Пан уныло кивнул. Опираясь на руки, он раскачивался на них, как на костылях, и думал.
— Да. Мы ведь об этом уже говорили. Горилла, если захочет, может в любое время жить не работая и получать две трети своего нынешнего жалованья. Прослужив двадцать лет на флоте, ты можешь получать половину. Но вы не бросаете службы, флот чем-то дорог вам, и я, возможно, все вам напортил.
— Мы не дети. А ты не наш папенька, — прорычал Горилла. Тебе только семь с половиной лет. Мне пятьдесят два.
— Ты любишь флот.
— А черт его знает! — Горилла пожал массивными плечами. На гражданке перекинуться словом не с кем. Эти гражданские все пентюхи.
— Все твои друзья служат на флоте.
Горилла поглядел на Счастливчика, который снял свои черные ботинки и белые носки и рассматривал распухшую ступню.
— О чем это Пан толкует?
— О том, что он человек. Что ему нужны друзья, — сказал Счастливчик. — Но говорит он об этом как-то по-шимпанзиному.
— У меня никогда не было ни одного, друга, — сказал Пан. — Только сторожа, врачи да люди, которым я был нужен для экспериментов.
Счастливчик вздохнул и стал натягивать носки.
— Чему быть, Пан, тому не миновать. Это верно — мы с Гориллой в зарослях жить не можем.
— А я не могу жить без друзей, — сказал Пан. Он перестал раскачиваться на руках и сел, скрестив под собой короткие могучие ноги. Затем он стал чиститься. — Я скажу, что украл вас. Как Кинг-Конг в недавней телевизионной передаче. Взял под мышки двух моряков и унес.
— Чудишь, Пан, — сказал Счастливчик, надел носки, и они вместе направились к шоссе.
Пан время от времени влезал на дерево и высматривал дорогу.
Когда они вышли на шоссе, сумерки уже сгущались; бетон жег ноги Пана, и он шел по глубокой канаве, разбрызгивая тинистую грязь. Впереди сверкали огни города.
— Денег у нас нет ни пенни, — сказал Горилла. — Эти агенты все отобрали.
— Я совсем забыл про деньги, — сказал Паи. — У меня их не было ни разу в жизни.
— У Гориллы тоже… через два дня после получки, — заметил Счастливчик.
Горилла рассмеялся.
Форма на нем была уже не так блистательно чиста, как утром, но он каким-то образом умудрялся сохранять опрятный вид; вся заляпанная грязью и мятая форма тем не менее сидела на нем ловко.
— Постойте, — сказал Пан. — Я что-то нашел.
Это «что-то» оказалось длинной цепочкой, грязной и ржавой.
Пан разогнул одно звено своими могучими пальцами, обернул цепь вокруг пояса и закрепил ее, снова согнув звено.
— Теперь я дрессированная обезьяна, — сказал он. — Может, вы поведете меня в какой-нибудь бар и заработаете на мне немного денег?
Было уже совсем темно, но время от времени шоссе освещалось фарами проносившихся мимо машин.
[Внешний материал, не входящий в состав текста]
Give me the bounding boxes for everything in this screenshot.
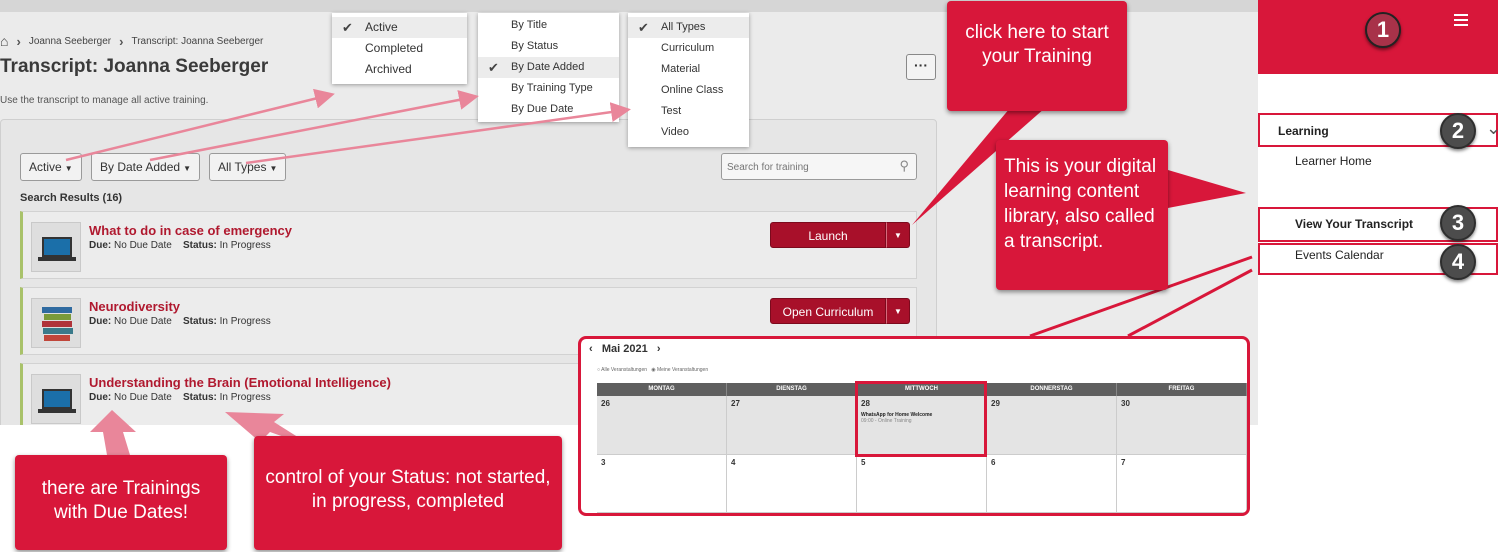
check-icon: ✔ (488, 60, 499, 75)
calendar-month: Mai 2021 (601, 343, 648, 355)
type-filter-button[interactable]: All Types ▼ (209, 153, 287, 181)
weekday-header: MONTAG (597, 383, 727, 396)
launch-group: Open Curriculum ▼ (770, 298, 910, 324)
breadcrumb-separator-icon: › (16, 33, 21, 49)
step-badge-2: 2 (1440, 113, 1476, 149)
sort-dropdown-menu: By Title By Status ✔ By Date Added By Tra… (478, 13, 619, 122)
laptop-icon (42, 237, 72, 257)
calendar-day[interactable]: 27 (727, 396, 857, 455)
menu-item-by-due-date[interactable]: By Due Date (478, 99, 619, 120)
events-calendar-preview: ‹ Mai 2021 › ○ Alle Veranstaltungen ◉ Me… (578, 336, 1250, 516)
menu-item-by-date-added[interactable]: ✔ By Date Added (478, 57, 619, 78)
menu-item-material[interactable]: Material (628, 59, 749, 80)
menu-item-video[interactable]: Video (628, 122, 749, 143)
page-description: Use the transcript to manage all active … (0, 95, 209, 106)
prev-month-icon[interactable]: ‹ (589, 343, 593, 355)
calendar-day[interactable]: 5 (857, 455, 987, 513)
weekday-header: DIENSTAG (727, 383, 857, 396)
training-thumbnail (31, 374, 81, 424)
calendar-filter: ○ Alle Veranstaltungen ◉ Meine Veranstal… (597, 367, 708, 373)
training-meta: Due: No Due Date Status: In Progress (89, 240, 271, 251)
menu-item-by-title[interactable]: By Title (478, 15, 619, 36)
training-meta: Due: No Due Date Status: In Progress (89, 316, 271, 327)
menu-item-events-calendar[interactable]: Events Calendar (1295, 248, 1384, 262)
launch-options-icon[interactable]: ▼ (886, 298, 910, 324)
menu-item-all-types[interactable]: ✔ All Types (628, 17, 749, 38)
step-badge-4: 4 (1440, 244, 1476, 280)
breadcrumb-user[interactable]: Joanna Seeberger (29, 36, 111, 47)
calendar-day[interactable]: 4 (727, 455, 857, 513)
laptop-icon (42, 389, 72, 409)
sort-filter-button[interactable]: By Date Added ▼ (91, 153, 200, 181)
navigation-menu: 1 Learning ⌄ 2 Learner Home View Your Tr… (1258, 0, 1498, 552)
check-icon: ✔ (638, 20, 649, 35)
highlight-event-day (855, 381, 987, 457)
callout-launch: click here to start your Training (947, 1, 1127, 111)
search-box: ⚲ (721, 153, 917, 181)
menu-item-active[interactable]: ✔ Active (332, 17, 467, 38)
menu-item-completed[interactable]: Completed (332, 38, 467, 59)
menu-item-test[interactable]: Test (628, 101, 749, 122)
search-icon[interactable]: ⚲ (899, 158, 909, 174)
page-title: Transcript: Joanna Seeberger (0, 56, 269, 77)
launch-group: Launch ▼ (770, 222, 910, 248)
menu-item-by-status[interactable]: By Status (478, 36, 619, 57)
laptop-base (38, 257, 76, 261)
calendar-day[interactable]: 30 (1117, 396, 1247, 455)
training-thumbnail (31, 222, 81, 272)
calendar-day[interactable]: 3 (597, 455, 727, 513)
caret-down-icon: ▼ (183, 164, 191, 173)
status-filter-label: Active (29, 160, 62, 174)
step-badge-3: 3 (1440, 205, 1476, 241)
menu-item-view-transcript[interactable]: View Your Transcript (1295, 217, 1413, 231)
check-icon: ✔ (342, 20, 353, 35)
hamburger-icon[interactable] (1454, 14, 1468, 29)
menu-item-learner-home[interactable]: Learner Home (1295, 154, 1372, 168)
launch-button[interactable]: Launch (770, 222, 886, 248)
status-filter-button[interactable]: Active ▼ (20, 153, 82, 181)
launch-options-icon[interactable]: ▼ (886, 222, 910, 248)
calendar-day[interactable]: 29 (987, 396, 1117, 455)
search-input[interactable] (722, 154, 889, 181)
calendar-header: ‹ Mai 2021 › (589, 343, 661, 355)
home-icon[interactable]: ⌂ (0, 33, 8, 49)
training-title[interactable]: Neurodiversity (89, 299, 180, 314)
menu-item-curriculum[interactable]: Curriculum (628, 38, 749, 59)
more-options-button[interactable]: ··· (906, 54, 936, 80)
breadcrumb-current: Transcript: Joanna Seeberger (131, 35, 264, 47)
step-badge-1: 1 (1365, 12, 1401, 48)
training-title[interactable]: Understanding the Brain (Emotional Intel… (89, 375, 391, 390)
menu-item-archived[interactable]: Archived (332, 59, 467, 80)
open-curriculum-button[interactable]: Open Curriculum (770, 298, 886, 324)
menu-item-online-class[interactable]: Online Class (628, 80, 749, 101)
calendar-day[interactable]: 6 (987, 455, 1117, 513)
sort-filter-label: By Date Added (100, 160, 181, 174)
results-count: Search Results (16) (20, 192, 123, 204)
calendar-day[interactable]: 26 (597, 396, 727, 455)
training-thumbnail (31, 298, 81, 348)
type-dropdown-menu: ✔ All Types Curriculum Material Online Cl… (628, 13, 749, 147)
breadcrumb: ⌂ › Joanna Seeberger › Transcript: Joann… (0, 33, 263, 49)
menu-item-by-training-type[interactable]: By Training Type (478, 78, 619, 99)
callout-due-dates: there are Trainings with Due Dates! (15, 455, 227, 550)
menu-item-learning[interactable]: Learning (1278, 124, 1329, 138)
training-meta: Due: No Due Date Status: In Progress (89, 392, 271, 403)
callout-status: control of your Status: not started, in … (254, 436, 562, 550)
caret-down-icon: ▼ (64, 164, 73, 173)
weekday-header: FREITAG (1117, 383, 1247, 396)
status-dropdown-menu: ✔ Active Completed Archived (332, 13, 467, 84)
radio-my-events[interactable]: ◉ Meine Veranstaltungen (651, 367, 708, 373)
calendar-day[interactable]: 7 (1117, 455, 1247, 513)
breadcrumb-separator-icon: › (119, 33, 124, 49)
weekday-header: DONNERSTAG (987, 383, 1117, 396)
callout-library: This is your digital learning content li… (996, 140, 1168, 290)
radio-all-events[interactable]: ○ Alle Veranstaltungen (597, 367, 647, 373)
laptop-base (38, 409, 76, 413)
next-month-icon[interactable]: › (657, 343, 661, 355)
chevron-down-icon[interactable]: ⌄ (1486, 118, 1498, 139)
training-title[interactable]: What to do in case of emergency (89, 223, 292, 238)
type-filter-label: All Types (218, 160, 267, 174)
training-card: What to do in case of emergency Due: No … (20, 211, 917, 279)
caret-down-icon: ▼ (269, 164, 278, 173)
Счастливчик разглядел Пана и расхохотался.
— Ну и человек! — сказал он, но тут же поправился. — Ну и Пан. Послушай. Нас ищут по тревоге. Мичмана, радиста и шимпанзе. Может, мне сорвать одну нашивку и притвориться радистом второго класса? Кроме того, я уже не знаю, как мы можем замаскироваться.
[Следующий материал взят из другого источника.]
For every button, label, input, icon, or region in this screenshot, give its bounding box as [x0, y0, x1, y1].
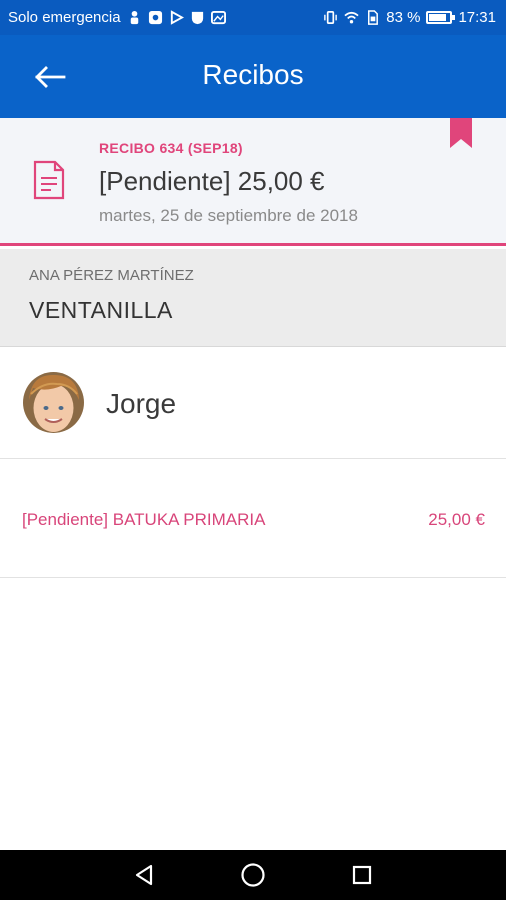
page-title: Recibos [202, 59, 304, 90]
payment-method: VENTANILLA [29, 297, 173, 323]
screen: Solo emergencia 83 % 17:31 Recibos RECIB… [0, 0, 506, 900]
receipt-date: martes, 25 de septiembre de 2018 [99, 206, 358, 225]
shield-notification-icon [191, 11, 203, 25]
status-left: Solo emergencia [8, 9, 226, 26]
document-icon [33, 160, 65, 200]
navigation-bar [0, 850, 506, 900]
receipt-code: RECIBO 634 (SEP18) [99, 140, 243, 156]
child-name: Jorge [106, 388, 177, 419]
person-icon [130, 10, 138, 25]
clock: 17:31 [458, 9, 496, 26]
child-photo [23, 372, 84, 433]
vibrate-icon [324, 11, 338, 24]
play-store-icon [170, 10, 184, 25]
wifi-icon [344, 11, 359, 24]
receipt-amount: [Pendiente] 25,00 € [99, 166, 325, 196]
payer-name: ANA PÉREZ MARTÍNEZ [29, 267, 194, 284]
sim-icon [368, 10, 379, 25]
square-recents-icon [352, 865, 371, 885]
nav-recents-button[interactable] [342, 855, 382, 895]
carrier-text: Solo emergencia [8, 9, 121, 26]
concept-amount: 25,00 € [428, 510, 485, 529]
concept-row[interactable]: [Pendiente] BATUKA PRIMARIA 25,00 € [0, 460, 506, 578]
battery-percent: 83 % [386, 9, 421, 26]
image-notification-icon [210, 10, 226, 25]
status-bar: Solo emergencia 83 % 17:31 [0, 0, 506, 35]
child-row[interactable]: Jorge [0, 348, 506, 459]
status-right: 83 % 17:31 [323, 9, 496, 26]
battery-icon [426, 11, 456, 24]
app-bar: Recibos [0, 35, 506, 118]
concept-label: [Pendiente] BATUKA PRIMARIA [22, 510, 266, 529]
nav-home-button[interactable] [233, 855, 273, 895]
nav-back-button[interactable] [124, 855, 164, 895]
app-notification-icon [148, 10, 162, 25]
circle-home-icon [241, 863, 265, 887]
battery-fill [429, 14, 447, 21]
triangle-back-icon [136, 864, 153, 886]
payer-section: ANA PÉREZ MARTÍNEZ VENTANILLA [0, 249, 506, 347]
child-avatar [23, 372, 84, 433]
receipt-header: RECIBO 634 (SEP18) [Pendiente] 25,00 € m… [0, 118, 506, 246]
bookmark-icon[interactable] [450, 118, 472, 148]
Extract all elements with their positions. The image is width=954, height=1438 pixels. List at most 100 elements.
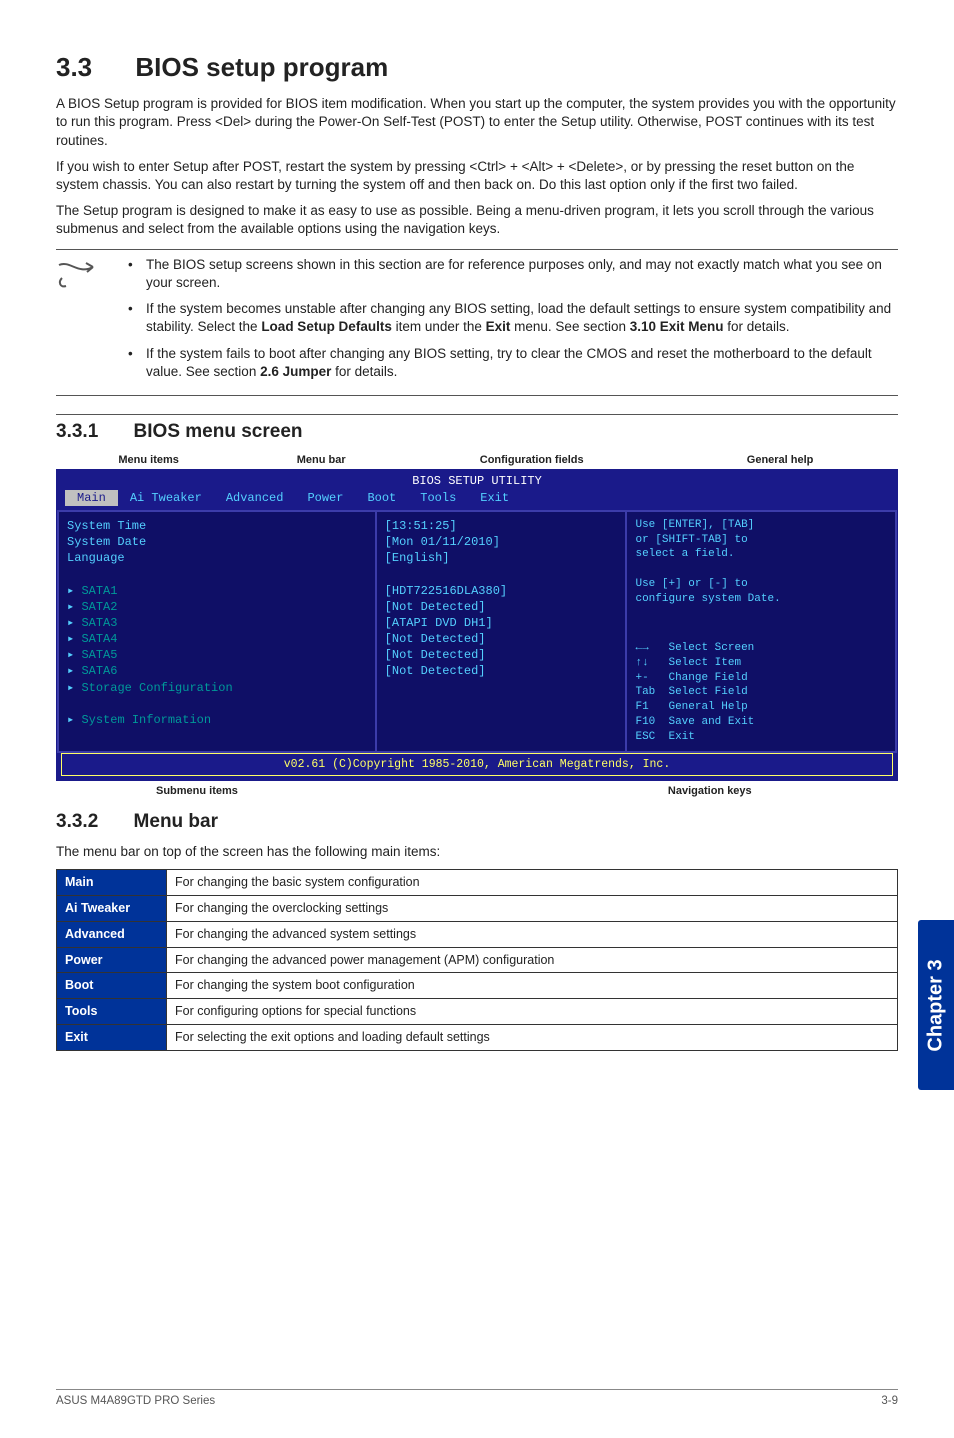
bios-tab-tools[interactable]: Tools [408, 490, 468, 506]
bios-value-sata3: [ATAPI DVD DH1] [385, 615, 618, 631]
menu-name: Exit [57, 1025, 167, 1051]
bios-tab-exit[interactable]: Exit [468, 490, 521, 506]
bios-value-sata1: [HDT722516DLA380] [385, 583, 618, 599]
callout-label: Menu bar [241, 453, 401, 468]
bios-value-language: [English] [385, 550, 618, 566]
note-item: If the system fails to boot after changi… [124, 345, 898, 381]
bios-right-pane: Use [ENTER], [TAB] or [SHIFT-TAB] to sel… [627, 512, 895, 751]
bios-left-pane: System Time System Date Language SATA1 S… [59, 512, 377, 751]
bios-key-row: ESC Exit [635, 730, 887, 745]
menu-desc: For changing the advanced power manageme… [167, 947, 898, 973]
table-row: MainFor changing the basic system config… [57, 869, 898, 895]
bios-value-sata2: [Not Detected] [385, 599, 618, 615]
note-text: for details. [331, 364, 397, 379]
menubar-table: MainFor changing the basic system config… [56, 869, 898, 1051]
bios-menubar: Main Ai Tweaker Advanced Power Boot Tool… [57, 490, 897, 510]
bios-mid-pane: [13:51:25] [Mon 01/11/2010] [English] [H… [377, 512, 628, 751]
bios-item-sata5[interactable]: SATA5 [67, 647, 367, 663]
bios-item-sata6[interactable]: SATA6 [67, 663, 367, 679]
menu-desc: For selecting the exit options and loadi… [167, 1025, 898, 1051]
bios-diagram: Menu items Menu bar Configuration fields… [56, 453, 898, 800]
bios-item-sata2[interactable]: SATA2 [67, 599, 367, 615]
bios-item-system-time[interactable]: System Time [67, 518, 367, 534]
bios-value-time: [13:51:25] [385, 518, 618, 534]
bios-tab-power[interactable]: Power [295, 490, 355, 506]
footer-left: ASUS M4A89GTD PRO Series [56, 1394, 215, 1410]
menu-name: Main [57, 869, 167, 895]
subsection-title: BIOS menu screen [134, 421, 303, 442]
chapter-label: Chapter 3 [923, 959, 950, 1051]
bios-tab-boot[interactable]: Boot [355, 490, 408, 506]
footer-right: 3-9 [881, 1394, 898, 1410]
bios-item-storage-config[interactable]: Storage Configuration [67, 680, 367, 696]
paragraph: The Setup program is designed to make it… [56, 202, 898, 238]
menu-name: Boot [57, 973, 167, 999]
note-text: item under the [392, 319, 486, 334]
bios-value-sata5: [Not Detected] [385, 647, 618, 663]
bios-body: System Time System Date Language SATA1 S… [57, 510, 897, 753]
bios-help-text: Use [ENTER], [TAB] [635, 518, 887, 533]
bios-key-row: ←→ Select Screen [635, 641, 887, 656]
bios-item-system-date[interactable]: System Date [67, 534, 367, 550]
bios-title: BIOS SETUP UTILITY [57, 470, 897, 489]
note-bold: 3.10 Exit Menu [630, 319, 724, 334]
note-text: for details. [724, 319, 790, 334]
bios-help-text: configure system Date. [635, 592, 887, 607]
bios-key-row: +- Change Field [635, 671, 887, 686]
bios-callout-labels: Menu items Menu bar Configuration fields… [56, 453, 898, 468]
section-number: 3.3 [56, 52, 92, 82]
chapter-side-tab: Chapter 3 [918, 920, 954, 1090]
menu-desc: For configuring options for special func… [167, 999, 898, 1025]
table-row: ExitFor selecting the exit options and l… [57, 1025, 898, 1051]
table-row: Ai TweakerFor changing the overclocking … [57, 895, 898, 921]
bios-key-row: ↑↓ Select Item [635, 656, 887, 671]
callout-label: Menu items [56, 453, 241, 468]
bios-item-sata1[interactable]: SATA1 [67, 583, 367, 599]
note-bold: Exit [486, 319, 511, 334]
bios-value-sata4: [Not Detected] [385, 631, 618, 647]
subsection-number: 3.3.2 [56, 811, 98, 832]
note-list: The BIOS setup screens shown in this sec… [124, 256, 898, 389]
callout-label: General help [662, 453, 898, 468]
note-icon [56, 256, 100, 389]
table-row: BootFor changing the system boot configu… [57, 973, 898, 999]
table-row: AdvancedFor changing the advanced system… [57, 921, 898, 947]
note-bold: Load Setup Defaults [261, 319, 392, 334]
bios-item-system-info[interactable]: System Information [67, 712, 367, 728]
subsection-title: Menu bar [134, 811, 218, 832]
bios-key-row: Tab Select Field [635, 685, 887, 700]
section-heading: 3.3 BIOS setup program [56, 50, 898, 85]
paragraph: The menu bar on top of the screen has th… [56, 843, 898, 861]
bios-help-text: Use [+] or [-] to [635, 577, 887, 592]
menu-name: Ai Tweaker [57, 895, 167, 921]
page-footer: ASUS M4A89GTD PRO Series 3-9 [56, 1389, 898, 1410]
bios-tab-advanced[interactable]: Advanced [214, 490, 296, 506]
bios-callout-labels-bottom: Submenu items Navigation keys [56, 784, 898, 799]
bios-item-sata4[interactable]: SATA4 [67, 631, 367, 647]
bios-item-sata3[interactable]: SATA3 [67, 615, 367, 631]
bios-value-sata6: [Not Detected] [385, 663, 618, 679]
callout-label: Configuration fields [401, 453, 662, 468]
menu-name: Advanced [57, 921, 167, 947]
bios-key-row: F10 Save and Exit [635, 715, 887, 730]
note-text: menu. See section [510, 319, 629, 334]
note-text: The BIOS setup screens shown in this sec… [146, 257, 882, 290]
bios-key-row: F1 General Help [635, 700, 887, 715]
bios-copyright: v02.61 (C)Copyright 1985-2010, American … [61, 753, 893, 777]
bios-value-date: [Mon 01/11/2010] [385, 534, 618, 550]
table-row: PowerFor changing the advanced power man… [57, 947, 898, 973]
menu-name: Power [57, 947, 167, 973]
bios-item-language[interactable]: Language [67, 550, 367, 566]
bios-help-text: or [SHIFT-TAB] to [635, 533, 887, 548]
menu-desc: For changing the overclocking settings [167, 895, 898, 921]
note-item: If the system becomes unstable after cha… [124, 300, 898, 336]
bios-help-text: select a field. [635, 547, 887, 562]
paragraph: A BIOS Setup program is provided for BIO… [56, 95, 898, 150]
menu-desc: For changing the system boot configurati… [167, 973, 898, 999]
menu-desc: For changing the advanced system setting… [167, 921, 898, 947]
callout-label: Navigation keys [668, 784, 752, 799]
bios-tab-ai-tweaker[interactable]: Ai Tweaker [118, 490, 214, 506]
bios-tab-main[interactable]: Main [65, 490, 118, 506]
menu-desc: For changing the basic system configurat… [167, 869, 898, 895]
subsection-heading: 3.3.2 Menu bar [56, 809, 898, 835]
— Ошибаешься, Счастливчик, — сказал Горилла. — Пан верно говорит. Кто подумает, что мы будем давать представление в салуне? Пан, если кто меня спросит, я скажу, что ты из этих самых резусов.
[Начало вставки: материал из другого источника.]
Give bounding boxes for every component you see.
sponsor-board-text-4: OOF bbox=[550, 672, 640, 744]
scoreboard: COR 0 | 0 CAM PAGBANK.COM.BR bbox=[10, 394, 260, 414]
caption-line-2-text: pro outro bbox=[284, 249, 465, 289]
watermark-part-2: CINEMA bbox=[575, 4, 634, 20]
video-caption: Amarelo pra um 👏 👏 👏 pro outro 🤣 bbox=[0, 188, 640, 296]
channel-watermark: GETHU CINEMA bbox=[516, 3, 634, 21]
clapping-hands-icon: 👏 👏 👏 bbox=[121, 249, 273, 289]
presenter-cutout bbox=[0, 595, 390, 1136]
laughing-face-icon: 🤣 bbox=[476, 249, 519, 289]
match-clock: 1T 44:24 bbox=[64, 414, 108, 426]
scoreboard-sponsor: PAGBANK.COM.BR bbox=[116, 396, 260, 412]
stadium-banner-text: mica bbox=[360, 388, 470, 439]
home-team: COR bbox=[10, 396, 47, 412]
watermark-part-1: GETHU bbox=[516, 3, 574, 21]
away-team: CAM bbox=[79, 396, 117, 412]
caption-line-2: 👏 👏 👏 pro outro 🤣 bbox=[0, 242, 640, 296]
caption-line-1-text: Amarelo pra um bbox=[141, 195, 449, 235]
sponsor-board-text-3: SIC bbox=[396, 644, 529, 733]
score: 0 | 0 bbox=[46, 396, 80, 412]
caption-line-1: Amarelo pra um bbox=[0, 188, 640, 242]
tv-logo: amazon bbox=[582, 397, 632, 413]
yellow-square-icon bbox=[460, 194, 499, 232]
— Они у тебя из головы не идут, Горилла, — сказал Счастливчик.
— За тридцать пять лет службы в каких только портах я не побывал, с какими только ребятами и в каких только водах не плавал! А тут под старость услыхал, что есть что-то, чего отродясь не видел. Еще бы мне не думать об этом!
— Вы оба чокнутые, — сказал Счастливчик. — Но все равно пошли.
— Ложь во спасение, — сказал Пан. — Я читал о лжи во спасение. Теперь мы попробуем к ней прибегнуть.
— Из-за чьих только плеч ты не читал! — сказал Горилла.